Ironically, we didn’t hear much from Saban or Harbaugh when Division II and Division III schools had their seasons canceled earlier.

I keep hearing this argument about how bad the cancellations will be for football players because they will have more time on their hands and need structure. So, is this preschool or college? Whatever happened to real-life situations and teaching life lessons?

This is a great time to sit the players down and teach them how to deal with reality. Regardless of how hard you work or how much time you put in, things don’t always go as planned. Despite the frustrations and setbacks in life, we have to adjust and move on.

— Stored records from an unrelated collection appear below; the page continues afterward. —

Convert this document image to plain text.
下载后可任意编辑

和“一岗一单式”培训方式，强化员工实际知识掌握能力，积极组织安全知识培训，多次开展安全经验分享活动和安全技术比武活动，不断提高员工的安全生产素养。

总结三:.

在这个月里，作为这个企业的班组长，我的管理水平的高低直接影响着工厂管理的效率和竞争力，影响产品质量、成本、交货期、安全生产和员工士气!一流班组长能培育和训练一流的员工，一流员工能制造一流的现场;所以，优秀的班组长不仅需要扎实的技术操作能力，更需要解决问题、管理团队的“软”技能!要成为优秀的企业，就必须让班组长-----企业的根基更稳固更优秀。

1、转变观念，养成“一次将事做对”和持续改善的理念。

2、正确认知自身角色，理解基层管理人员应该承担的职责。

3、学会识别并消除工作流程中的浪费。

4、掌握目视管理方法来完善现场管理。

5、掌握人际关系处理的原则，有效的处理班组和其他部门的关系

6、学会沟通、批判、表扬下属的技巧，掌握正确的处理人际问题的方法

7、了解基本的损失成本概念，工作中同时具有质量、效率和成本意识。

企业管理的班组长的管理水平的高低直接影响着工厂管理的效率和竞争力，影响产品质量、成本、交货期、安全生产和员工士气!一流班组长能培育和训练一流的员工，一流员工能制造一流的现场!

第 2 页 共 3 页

Sorry to say, life isn’t always fair.

Some of this fallout could have been avoided, but we haven’t gotten strong leadership from the current administration in Washington. Now, the sport that is really our national pastime is starting to take a hiatus.

It will be a sad fall and winter if the other major conferences join the Big Ten and Pac-12. Big Ten universities will take a lot of criticism for their decision, but it was the right one. Playing games should not take precedence over human life.

Even if potential litigation was a likely major factor in the decision.